Time for a new boat
OM writes from California:
Have you thought or written about public purchase of water flows needed for the environment? We have a new water bond that includes a lot of funds for this sort of thing. It strikes me that it fits with the model of internalizing profits/externalizing costs. If there is not enough water in the river, that is because water users are not complying with permit term, flow requirements or other obligations. So why should the public pick up the cost of buying that water back? Does purchasing water needed for the environment with public funds tend to unjustly enrich those with unclean hands? Would resources be better spent on enforcement?
Here are my thoughts:
First, I would not pay to retire rights that were over-allocated, as the “right to use” (usufruct right) is not the same as the “right of ownership” in California.* I’d revoke overallocations by administrative fiat, as those allocations can not — and will not — be used.
Second, I’d redefine remaining allocations to exclude baseline environmental water flows. The Australians have done this in the Murray Darling Basin. The opposition to cut-outs will increase as their share of total flows rises, so it’s probably best to set them lower and get them in place.
Third, I’d allow existing rights to be rented on an annual basis among all water rights holders as well as new users (environmental organizations, cities, etc.), to improve efficiency without destroying the value — or definition — of rights.
Fourth (rather first), I’d be sure that all water uses — from rivers, groundwater, irrigation canals, etc. — were tracked and perhaps regulated.

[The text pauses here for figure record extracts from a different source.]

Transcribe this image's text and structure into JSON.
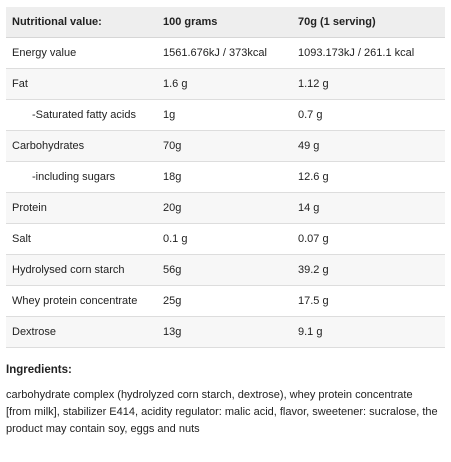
{
  "table": {
    "headers": [
      "Nutritional value:",
      "100 grams",
      "70g (1 serving)"
    ],
    "rows": [
      {
        "name": "Energy value",
        "per100": "1561.676kJ / 373kcal",
        "serving": "1093.173kJ / 261.1 kcal"
      },
      {
        "name": "Fat",
        "per100": "1.6 g",
        "serving": "1.12 g"
      },
      {
        "name": "-Saturated fatty acids",
        "per100": "1g",
        "serving": "0.7 g"
      },
      {
        "name": "Carbohydrates",
        "per100": "70g",
        "serving": "49 g"
      },
      {
        "name": "-including sugars",
        "per100": "18g",
        "serving": "12.6 g"
      },
      {
        "name": "Protein",
        "per100": "20g",
        "serving": "14 g"
      },
      {
        "name": "Salt",
        "per100": "0.1 g",
        "serving": "0.07 g"
      },
      {
        "name": "Hydrolysed corn starch",
        "per100": "56g",
        "serving": "39.2 g"
      },
      {
        "name": "Whey protein concentrate",
        "per100": "25g",
        "serving": "17.5 g"
      },
      {
        "name": "Dextrose",
        "per100": "13g",
        "serving": "9.1 g"
      }
    ]
  },
  "ingredients": {
    "title": "Ingredients:",
    "text": "carbohydrate complex (hydrolyzed corn starch, dextrose), whey protein concentrate [from milk], stabilizer E414, acidity regulator: malic acid, flavor, sweetener: sucralose, the product may contain soy, eggs and nuts"
  }
}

California has weak or non-existant controls or reporting of uses from groundwater, riparian diversions, and pre-1914 rights. These holes will destroy nearly any system that does not close them.**
Bottom Line: California’s water system is so broken that it needs to be radically reformed. This transition will upset a lot of entitled people, but some of them don’t deserve what they never should have gotten.
It is hereby declared that because of the conditions prevailing in this State the general welfare requires that the water resources of the State be put to beneficial use to the fullest extent of which they are capable, and that the waste or unreasonable use or unreasonable method of use of water be prevented, and that the conservation of such waters is to be exercised with a view to the reasonable and beneficial use thereof in the interest of the people and for the public welfare.

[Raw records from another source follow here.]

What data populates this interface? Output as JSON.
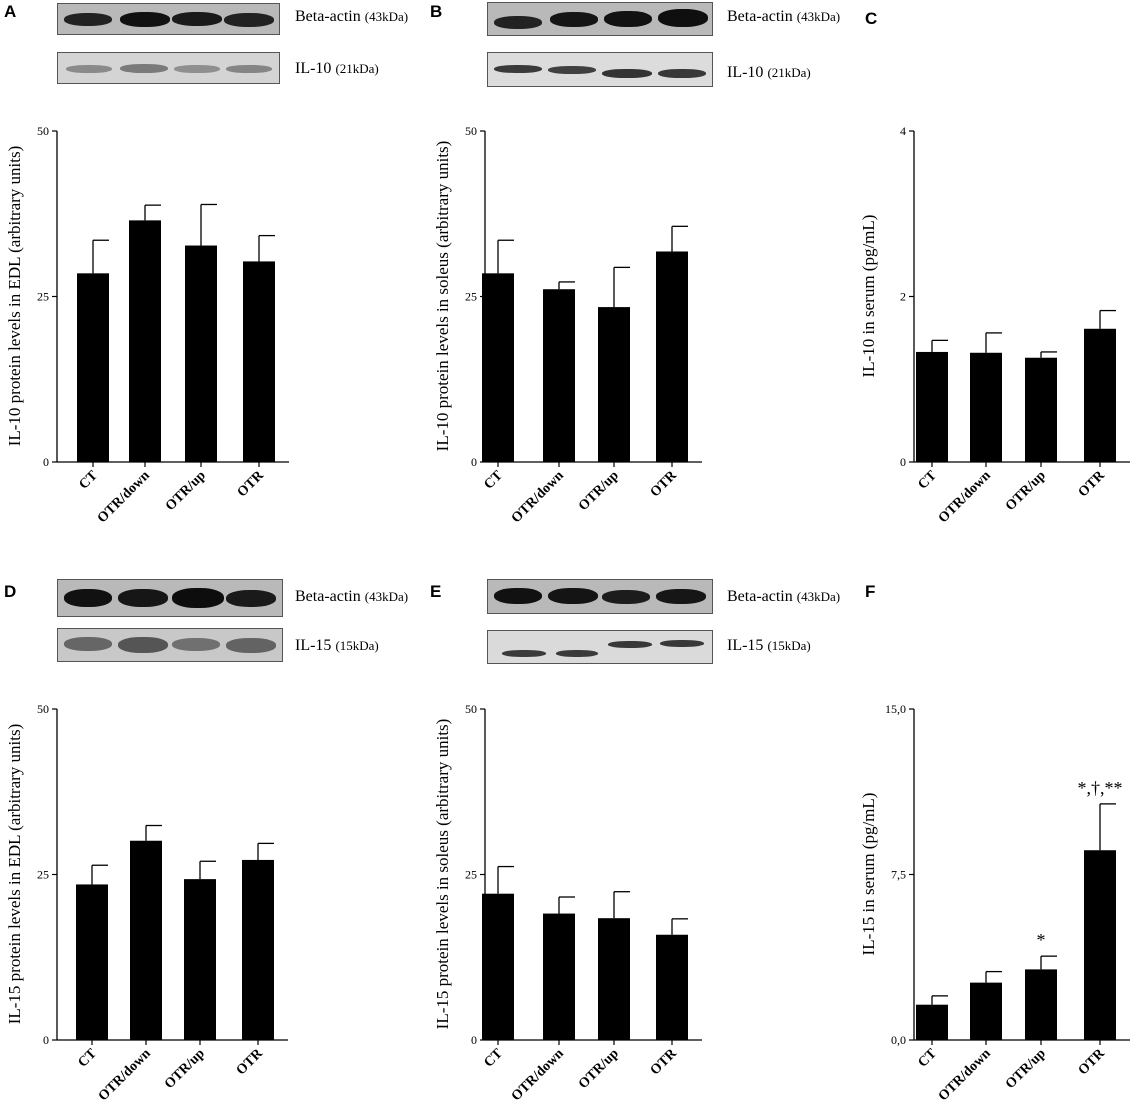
{
  "panels": [
    {
      "letter": "A",
      "blots": [
        {
          "name": "Beta-actin",
          "kda": "(43kDa)"
        },
        {
          "name": "IL-10",
          "kda": "(21kDa)"
        }
      ],
      "chart": {
        "type": "bar",
        "ylabel": "IL-10 protein levels in EDL (arbitrary units)",
        "categories": [
          "CT",
          "OTR/down",
          "OTR/up",
          "OTR"
        ],
        "values": [
          28.5,
          36.5,
          32.7,
          30.3
        ],
        "errors": [
          5.0,
          2.3,
          6.2,
          3.9
        ],
        "ylim": [
          0,
          50
        ],
        "ticks": [
          0,
          25,
          50
        ],
        "tick_labels": [
          "0",
          "25",
          "50"
        ],
        "annotations": [
          "",
          "",
          "",
          ""
        ]
      }
    },
    {
      "letter": "B",
      "blots": [
        {
          "name": "Beta-actin",
          "kda": "(43kDa)"
        },
        {
          "name": "IL-10",
          "kda": "(21kDa)"
        }
      ],
      "chart": {
        "type": "bar",
        "ylabel": "IL-10 protein levels in soleus (arbitrary units)",
        "categories": [
          "CT",
          "OTR/down",
          "OTR/up",
          "OTR"
        ],
        "values": [
          28.5,
          26.1,
          23.4,
          31.8
        ],
        "errors": [
          5.0,
          1.1,
          6.0,
          3.8
        ],
        "ylim": [
          0,
          50
        ],
        "ticks": [
          0,
          25,
          50
        ],
        "tick_labels": [
          "0",
          "25",
          "50"
        ],
        "annotations": [
          "",
          "",
          "",
          ""
        ]
      }
    },
    {
      "letter": "C",
      "blots": [],
      "chart": {
        "type": "bar",
        "ylabel": "IL-10 in serum (pg/mL)",
        "categories": [
          "CT",
          "OTR/down",
          "OTR/up",
          "OTR"
        ],
        "values": [
          1.33,
          1.32,
          1.26,
          1.61
        ],
        "errors": [
          0.14,
          0.24,
          0.07,
          0.22
        ],
        "ylim": [
          0,
          4
        ],
        "ticks": [
          0,
          2,
          4
        ],
        "tick_labels": [
          "0",
          "2",
          "4"
        ],
        "annotations": [
          "",
          "",
          "",
          ""
        ]
      }
    },
    {
      "letter": "D",
      "blots": [
        {
          "name": "Beta-actin",
          "kda": "(43kDa)"
        },
        {
          "name": "IL-15",
          "kda": "(15kDa)"
        }
      ],
      "chart": {
        "type": "bar",
        "ylabel": "IL-15 protein levels in EDL (arbitrary units)",
        "categories": [
          "CT",
          "OTR/down",
          "OTR/up",
          "OTR"
        ],
        "values": [
          23.5,
          30.1,
          24.3,
          27.2
        ],
        "errors": [
          2.9,
          2.3,
          2.7,
          2.5
        ],
        "ylim": [
          0,
          50
        ],
        "ticks": [
          0,
          25,
          50
        ],
        "tick_labels": [
          "0",
          "25",
          "50"
        ],
        "annotations": [
          "",
          "",
          "",
          ""
        ]
      }
    },
    {
      "letter": "E",
      "blots": [
        {
          "name": "Beta-actin",
          "kda": "(43kDa)"
        },
        {
          "name": "IL-15",
          "kda": "(15kDa)"
        }
      ],
      "chart": {
        "type": "bar",
        "ylabel": "IL-15 protein levels in soleus (arbitrary units)",
        "categories": [
          "CT",
          "OTR/down",
          "OTR/up",
          "OTR"
        ],
        "values": [
          22.1,
          19.1,
          18.4,
          15.9
        ],
        "errors": [
          4.1,
          2.5,
          4.0,
          2.4
        ],
        "ylim": [
          0,
          50
        ],
        "ticks": [
          0,
          25,
          50
        ],
        "tick_labels": [
          "0",
          "25",
          "50"
        ],
        "annotations": [
          "",
          "",
          "",
          ""
        ]
      }
    },
    {
      "letter": "F",
      "blots": [],
      "chart": {
        "type": "bar",
        "ylabel": "IL-15 in serum (pg/mL)",
        "categories": [
          "CT",
          "OTR/down",
          "OTR/up",
          "OTR"
        ],
        "values": [
          1.6,
          2.6,
          3.2,
          8.6
        ],
        "errors": [
          0.4,
          0.5,
          0.6,
          2.1
        ],
        "ylim": [
          0,
          15
        ],
        "ticks": [
          0,
          7.5,
          15
        ],
        "tick_labels": [
          "0,0",
          "7,5",
          "15,0"
        ],
        "annotations": [
          "",
          "",
          "*",
          "*,†,**"
        ]
      }
    }
  ]
}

Many current water users will claim that their use (e.g., almond irrigation) is “reasonable” and I’m inclined to agree, but that use must be “in the interest of the people and for the public welfare,” which may exclude, e.g., irrigation of almonds for export. Put differently, the government has allowed uses and can disallow them — as it did, very famously, in the case of Mono Lake.
** After I wrote this, California’s Legislature passed a law requiring local groundwater districts to have “management plans” in place by 2020 (failure means the State will impose its own plan). This action, welcome as it is, does not seem to specify a target or penalty for failing to meet a target, i.e., it doesn’t promise an improvement in groundwater conditions… assuming there’s any groundwater left after another five years of unregulated pumping.